Ia pun mengeluarkan jurus andalannya, yakni tersenyum sambil memperlihatkan deretan giginya yang berwarna putih.


"Saya permisi dulu ya, Pak," ucap Lady mencoba melangkahkan kakinya.


"Kamu mau kemana?" Lady langsung menghentikan usahanya untuk kabur dari tempat itu.

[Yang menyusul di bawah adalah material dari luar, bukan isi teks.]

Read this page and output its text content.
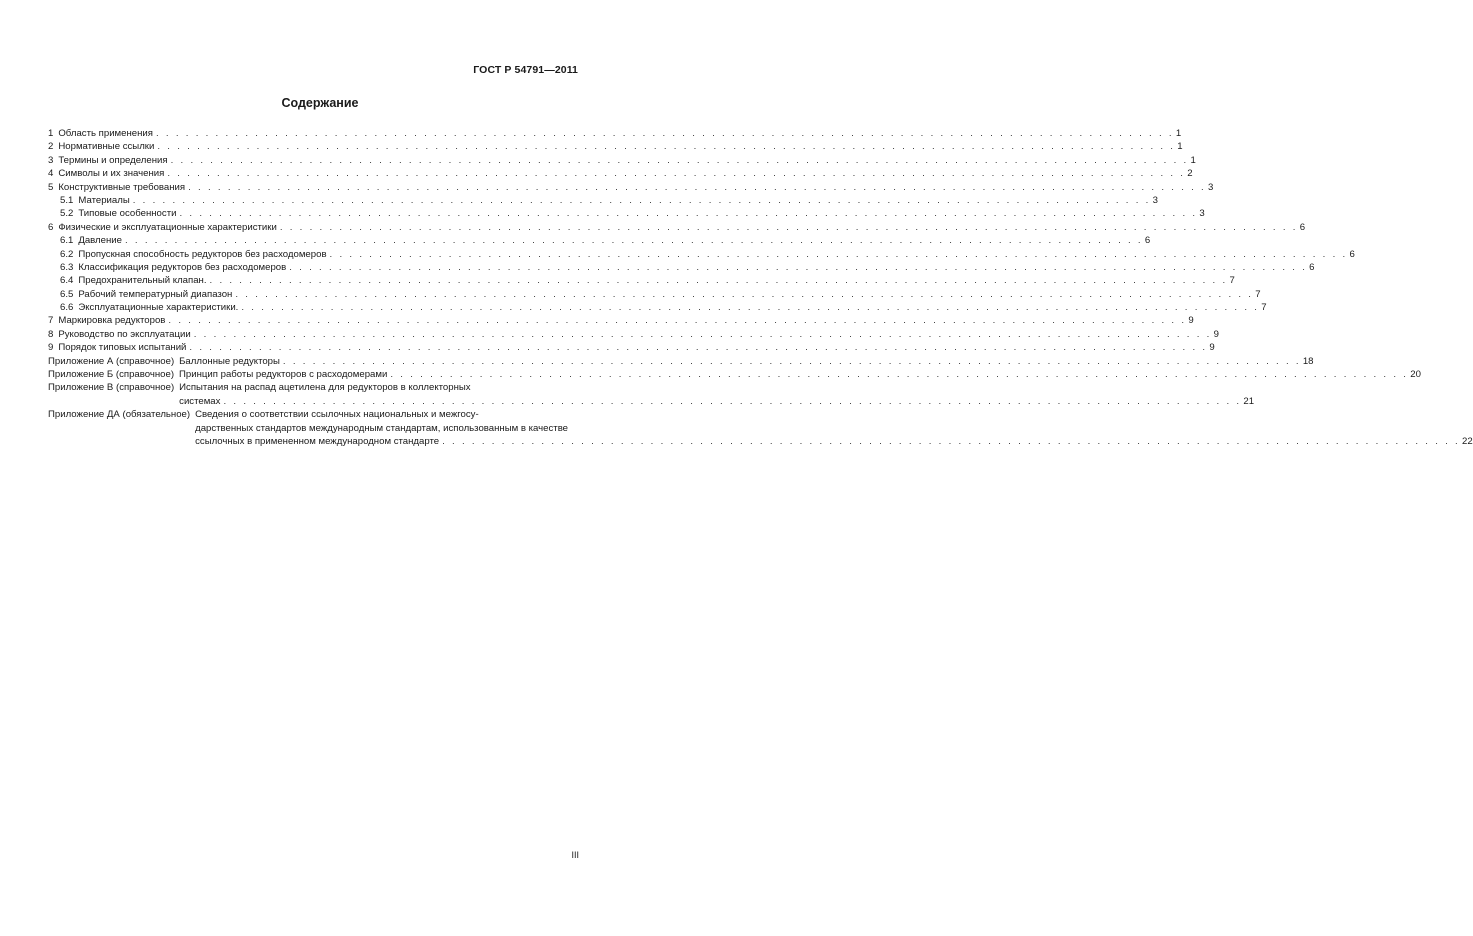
ГОСТ Р 54791—2011
Содержание
1 Область применения . . .	1
2 Нормативные ссылки . . .	1
3 Термины и определения . . .	1
4 Символы и их значения . . .	2
5 Конструктивные требования . . .	3
5.1 Материалы . . .	3
5.2 Типовые особенности . . .	3
6 Физические и эксплуатационные характеристики . . .	6
6.1 Давление . . .	6
6.2 Пропускная способность редукторов без расходомеров . . .	6
6.3 Классификация редукторов без расходомеров . . .	6
6.4 Предохранительный клапан. . . .	7
6.5 Рабочий температурный диапазон . . .	7
6.6 Эксплуатационные характеристики. . . .	7
7 Маркировка редукторов . . .	9
8 Руководство по эксплуатации . . .	9
9 Порядок типовых испытаний . . .	9
Приложение А (справочное) Баллонные редукторы . . .	18
Приложение Б (справочное) Принцип работы редукторов с расходомерами . . .	20
Приложение В (справочное) Испытания на распад ацетилена для редукторов в коллекторных
системах . . .	21
Приложение ДА (обязательное) Сведения о соответствии ссылочных национальных и межгосу-
дарственных стандартов международным стандартам, использованным в качестве
ссылочных в примененном международном стандарте . . .	22
III
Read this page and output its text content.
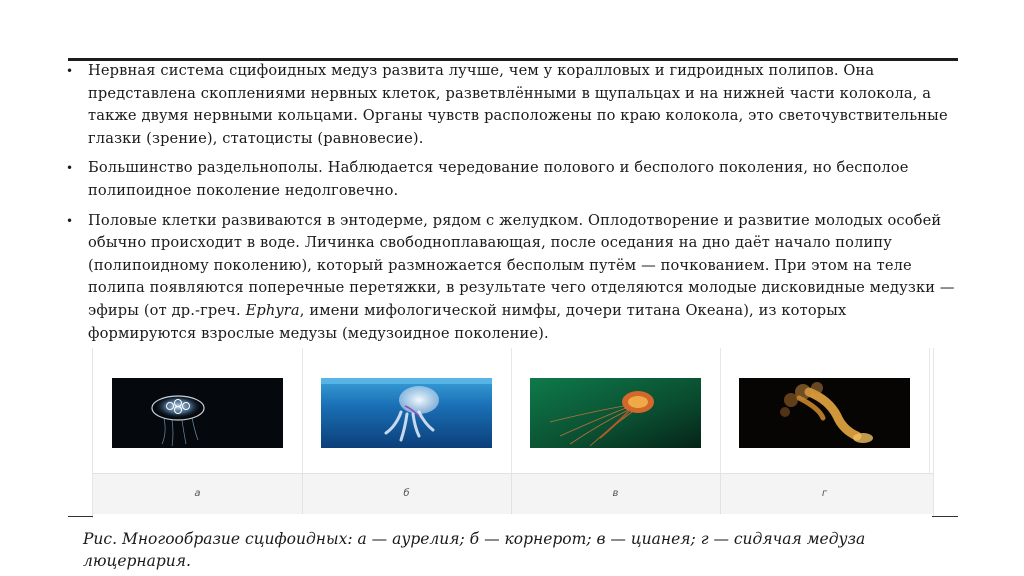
• Нервная система сцифоидных медуз развита лучше, чем у коралловых и гидроидных полипов. Она представлена скоплениями нервных клеток, разветвлёнными в щупальцах и на нижней части колокола, а также двумя нервными кольцами. Органы чувств расположены по краю колокола, это светочувствительные глазки (зрение), статоцисты (равновесие).
• Большинство раздельнополы. Наблюдается чередование полового и бесполого поколения, но бесполое полипоидное поколение недолговечно.
• Половые клетки развиваются в энтодерме, рядом с желудком. Оплодотворение и развитие молодых особей обычно происходит в воде. Личинка свободноплавающая, после оседания на дно даёт начало полипу (полипоидному поколению), который размножается бесполым путём — почкованием. При этом на теле полипа появляются поперечные перетяжки, в результате чего отделяются молодые дисковидные медузки — эфиры (от др.-греч. Ephyra, имени мифологической нимфы, дочери титана Океана), из которых формируются взрослые медузы (медузоидное поколение).
а	б	в	г
Рис. Многообразие сцифоидных: а — аурелия; б — корнерот; в — цианея; г — сидячая медуза люцернария.
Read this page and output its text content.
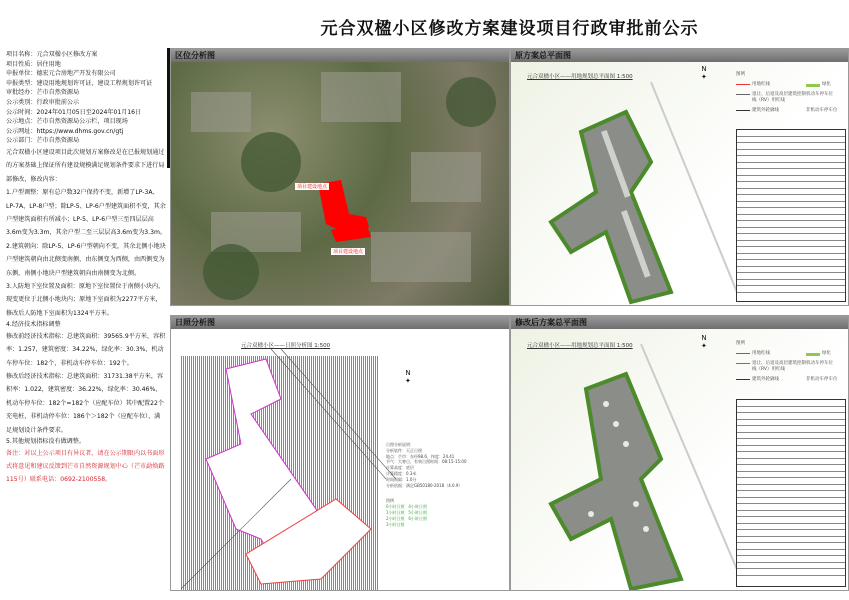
元合双楹小区修改方案建设项目行政审批前公示
项目名称：元合双楹小区修改方案
项目性质：居住用地
申报单位：德宏元合房地产开发有限公司
申报类型：建设用地规划许可证，建设工程规划许可证
审批经办：芒市自然资源局
公示类别：行政审批前公示
公示时间：2024年01月05日至2024年01月16日
公示地点：芒市自然资源局公示栏，项目现场
公示网址：https://www.dhms.gov.cn/gtj
公示部门：芒市自然资源局
元合双楹小区建设项目此次规划方案修改是在已报规划通过的方案基础上保证所有建设规模满足规划条件要求下进行局部修改，修改内容：
1.户型调整：原有总户数32户保持不变，新增了LP-3A、LP-7A、LP-8户型；除LP-5、LP-6户型建筑面积不变，其余户型建筑面积有所减小；LP-5、LP-6户型三至四层层高3.6m变为3.3m，其余户型二至三层层高3.6m变为3.3m。
2.建筑朝向：除LP-5、LP-6户型朝向不变，其余北侧小地块户型建筑朝向由北侧变南侧，由东侧变为西侧，由西侧变为东侧，南侧小地块户型建筑朝向由南侧变为北侧。
3.人防地下室位置及面积：原地下室位置位于南侧小块内，现变更位于北侧小地块内；原地下室面积为2277平方米，修改后人防地下室面积为1324平方米。
4.经济技术指标调整
修改前经济技术指标：总建筑面积：39565.9平方米，容积率：1.257，建筑密度：34.22%，绿化率：30.3%，机动车停车位：182个，非机动车停车位：192个。
修改后经济技术指标：总建筑面积：31731.38平方米，容积率：1.022，建筑密度：36.22%，绿化率：30.46%，机动车停车位：182个=182个（应配车位）其中配置22个充电桩，非机动停车位：186个＞182个（应配车位），满足规划设计条件要求。
5.其他规划指标没有做调整。
备注：对以上公示项目有异议者，请在公示期限内以书面形式将意见和建议反馈到芒市自然资源规划中心（芒市勐焕路115号）联系电话：0692-2100558。
区位分析图
项目建设地点
项目建设地点
原方案总平面图
元合双楹小区——用地规划总平面图 1:500
N
✦	图例
用地红线	绿化
退让、后退及高层建筑控制线（RV）用红线
机动车停车位
建筑外轮廓线	非机动车停车位
日照分析图
元合双楹小区——日照分析图 1:500
N
✦
日照分析说明：
分析软件：天正日照
地点：芒市：东经98.6，纬度：24.41
节气：大寒日，有效日照时间：08:15-15:00
计算高度：底层
计算精度：0.3米
时间间隔：1.0分
分析依据：满足GB50180-2018（4.0.9）
图例
0小时日照 4小时日照
1小时日照 5小时日照
2小时日照 6小时日照
3小时日照
修改后方案总平面图
元合双楹小区——用地规划总平面图 1:500
N
✦	图例
用地红线	绿化
退让、后退及高层建筑控制线（RV）用红线
机动车停车位
建筑外轮廓线	非机动车停车位
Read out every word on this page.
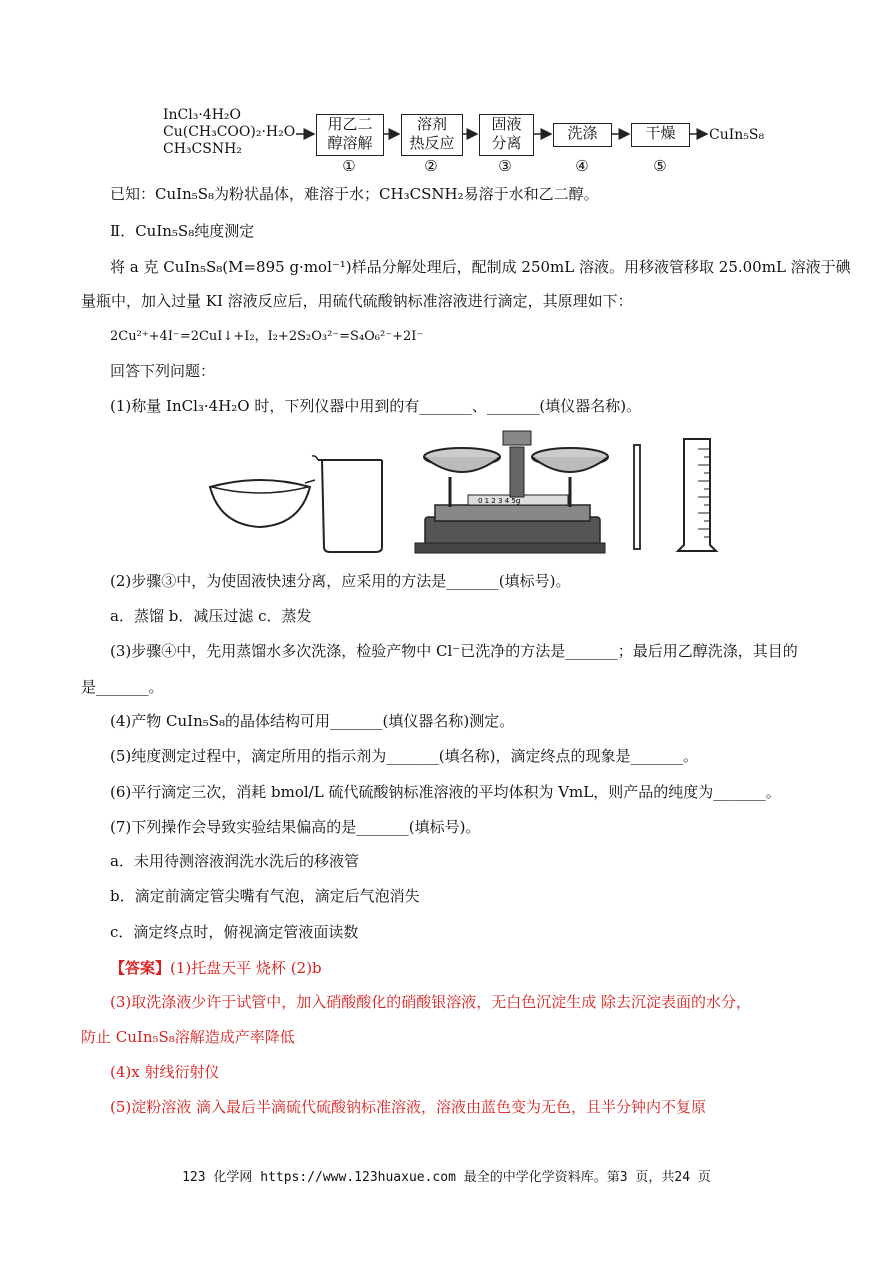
InCl₃·4H₂O
Cu(CH₃COO)₂·H₂O
CH₃CSNH₂
用乙二
醇溶解
溶剂
热反应
固液
分离
洗涤	干燥	CuIn₅S₈
①	②	③	④	⑤
已知：CuIn₅S₈为粉状晶体，难溶于水；CH₃CSNH₂易溶于水和乙二醇。
Ⅱ．CuIn₅S₈纯度测定
将 a 克 CuIn₅S₈(M=895 g·mol⁻¹)样品分解处理后，配制成 250mL 溶液。用移液管移取 25.00mL 溶液于碘
量瓶中，加入过量 KI 溶液反应后，用硫代硫酸钠标准溶液进行滴定，其原理如下：
2Cu²⁺+4I⁻=2CuI↓+I₂，I₂+2S₂O₃²⁻=S₄O₆²⁻+2I⁻
回答下列问题：
(1)称量 InCl₃·4H₂O 时，下列仪器中用到的有_______、_______(填仪器名称)。
0 1 2 3 4 5g
(2)步骤③中，为使固液快速分离，应采用的方法是_______(填标号)。
a．蒸馏 b．减压过滤 c．蒸发
(3)步骤④中，先用蒸馏水多次洗涤，检验产物中 Cl⁻已洗净的方法是_______；最后用乙醇洗涤，其目的
是_______。
(4)产物 CuIn₅S₈的晶体结构可用_______(填仪器名称)测定。
(5)纯度测定过程中，滴定所用的指示剂为_______(填名称)，滴定终点的现象是_______。
(6)平行滴定三次，消耗 bmol/L 硫代硫酸钠标准溶液的平均体积为 VmL，则产品的纯度为_______。
(7)下列操作会导致实验结果偏高的是_______(填标号)。
a．未用待测溶液润洗水洗后的移液管
b．滴定前滴定管尖嘴有气泡，滴定后气泡消失
c．滴定终点时，俯视滴定管液面读数
【答案】(1)托盘天平 烧杯 (2)b
(3)取洗涤液少许于试管中，加入硝酸酸化的硝酸银溶液，无白色沉淀生成 除去沉淀表面的水分，
防止 CuIn₅S₈溶解造成产率降低
(4)x 射线衍射仪
(5)淀粉溶液 滴入最后半滴硫代硫酸钠标准溶液，溶液由蓝色变为无色，且半分钟内不复原
123 化学网 https://www.123huaxue.com 最全的中学化学资料库。第3 页，共24 页
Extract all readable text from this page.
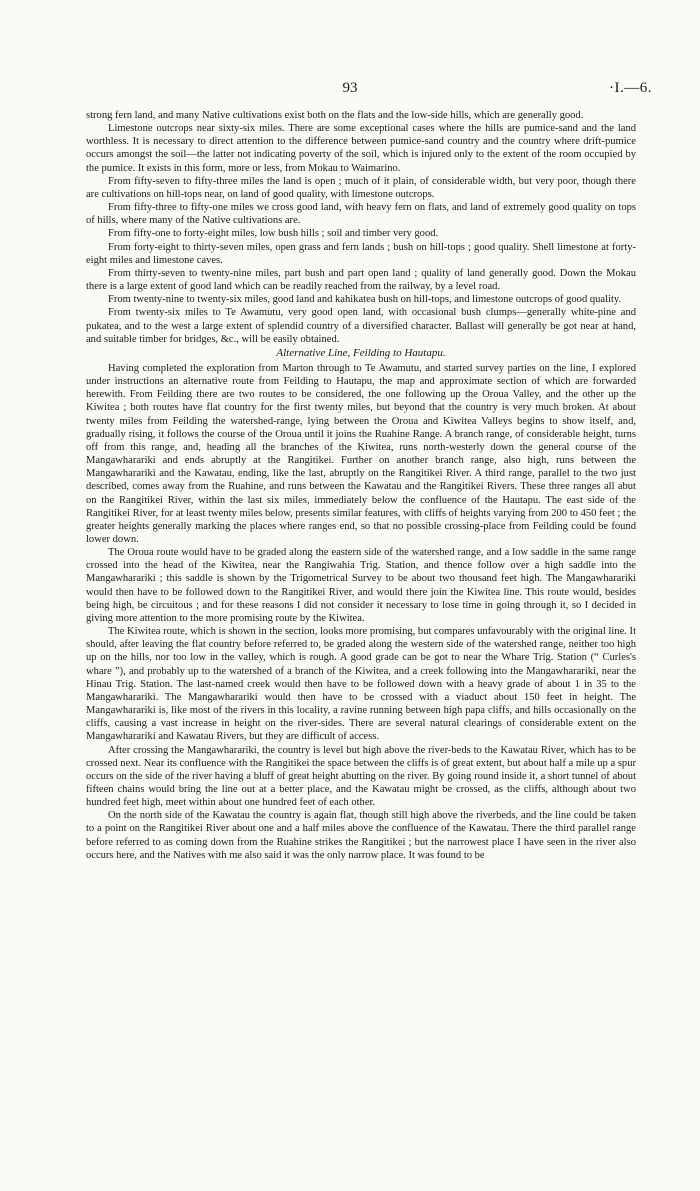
93	·I.—6.

strong fern land, and many Native cultivations exist both on the flats and the low-side hills, which are generally good.

Limestone outcrops near sixty-six miles. There are some exceptional cases where the hills are pumice-sand and the land worthless. It is necessary to direct attention to the difference between pumice-sand country and the country where drift-pumice occurs amongst the soil—the latter not indicating poverty of the soil, which is injured only to the extent of the room occupied by the pumice. It exists in this form, more or less, from Mokau to Waimarino.

From fifty-seven to fifty-three miles the land is open ; much of it plain, of considerable width, but very poor, though there are cultivations on hill-tops near, on land of good quality, with limestone outcrops.

From fifty-three to fifty-one miles we cross good land, with heavy fern on flats, and land of extremely good quality on tops of hills, where many of the Native cultivations are.

From fifty-one to forty-eight miles, low bush hills ; soil and timber very good.

From forty-eight to thirty-seven miles, open grass and fern lands ; bush on hill-tops ; good quality. Shell limestone at forty-eight miles and limestone caves.

From thirty-seven to twenty-nine miles, part bush and part open land ; quality of land generally good. Down the Mokau there is a large extent of good land which can be readily reached from the railway, by a level road.

From twenty-nine to twenty-six miles, good land and kahikatea bush on hill-tops, and limestone outcrops of good quality.

From twenty-six miles to Te Awamutu, very good open land, with occasional bush clumps—generally white-pine and pukatea, and to the west a large extent of splendid country of a diversified character. Ballast will generally be got near at hand, and suitable timber for bridges, &c., will be easily obtained.

Alternative Line, Feilding to Hautapu.

Having completed the exploration from Marton through to Te Awamutu, and started survey parties on the line, I explored under instructions an alternative route from Feilding to Hautapu, the map and approximate section of which are forwarded herewith. From Feilding there are two routes to be considered, the one following up the Oroua Valley, and the other up the Kiwitea ; both routes have flat country for the first twenty miles, but beyond that the country is very much broken. At about twenty miles from Feilding the watershed-range, lying between the Oroua and Kiwitea Valleys begins to show itself, and, gradually rising, it follows the course of the Oroua until it joins the Ruahine Range. A branch range, of considerable height, turns off from this range, and, heading all the branches of the Kiwitea, runs north-westerly down the general course of the Mangawharariki and ends abruptly at the Rangitikei. Further on another branch range, also high, runs between the Mangawharariki and the Kawatau, ending, like the last, abruptly on the Rangitikei River. A third range, parallel to the two just described, comes away from the Ruahine, and runs between the Kawatau and the Rangitikei Rivers. These three ranges all abut on the Rangitikei River, within the last six miles, immediately below the confluence of the Hautapu. The east side of the Rangitikei River, for at least twenty miles below, presents similar features, with cliffs of heights varying from 200 to 450 feet ; the greater heights generally marking the places where ranges end, so that no possible crossing-place from Feilding could be found lower down.

The Oroua route would have to be graded along the eastern side of the watershed range, and a low saddle in the same range crossed into the head of the Kiwitea, near the Rangiwahia Trig. Station, and thence follow over a high saddle into the Mangawharariki ; this saddle is shown by the Trigometrical Survey to be about two thousand feet high. The Mangawharariki would then have to be followed down to the Rangitikei River, and would there join the Kiwitea line. This route would, besides being high, be circuitous ; and for these reasons I did not consider it necessary to lose time in going through it, so I decided in giving more attention to the more promising route by the Kiwitea.

The Kiwitea route, which is shown in the section, looks more promising, but compares unfavourably with the original line. It should, after leaving the flat country before referred to, be graded along the western side of the watershed range, neither too high up on the hills, nor too low in the valley, which is rough. A good grade can be got to near the Whare Trig. Station (“ Curles's whare ”), and probably up to the watershed of a branch of the Kiwitea, and a creek following into the Mangawharariki, near the Hinau Trig. Station. The last-named creek would then have to be followed down with a heavy grade of about 1 in 35 to the Mangawharariki. The Mangawharariki would then have to be crossed with a viaduct about 150 feet in height. The Mangawharariki is, like most of the rivers in this locality, a ravine running between high papa cliffs, and hills occasionally on the cliffs, causing a vast increase in height on the river-sides. There are several natural clearings of considerable extent on the Mangawharariki and Kawatau Rivers, but they are difficult of access.

After crossing the Mangawharariki, the country is level but high above the river-beds to the Kawatau River, which has to be crossed next. Near its confluence with the Rangitikei the space between the cliffs is of great extent, but about half a mile up a spur occurs on the side of the river having a bluff of great height abutting on the river. By going round inside it, a short tunnel of about fifteen chains would bring the line out at a better place, and the Kawatau might be crossed, as the cliffs, although about two hundred feet high, meet within about one hundred feet of each other.

On the north side of the Kawatau the country is again flat, though still high above the riverbeds, and the line could be taken to a point on the Rangitikei River about one and a half miles above the confluence of the Kawatau. There the third parallel range before referred to as coming down from the Ruahine strikes the Rangitikei ; but the narrowest place I have seen in the river also occurs here, and the Natives with me also said it was the only narrow place. It was found to be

"Mau ke toilet, Pak," ujarnya berbohong.


"Setelah itu kamu ke ruangan saya! Saya tunggu. Kalau kamu kabur, jangan harap bisa lulus mata kuliah saya," Dodo pun beranjak pergi.


"Mampus gue," gumam Lady.


Dodo, nama aslinya Donny. Ia seorang laki laki berumur 30 tahun, yang setelah lulus kuliah langsung melanjutkan S2, kemudian menjadi dosen di tempat yang sama.


"Gue cabut dulu ya Kim. Kira kira gue mau diapain ya?" Kimberly hanya bisa tertawa.


Setelah kepergian Lady, ia segera mencari tempat yang bisa membantunya untuk berpikir.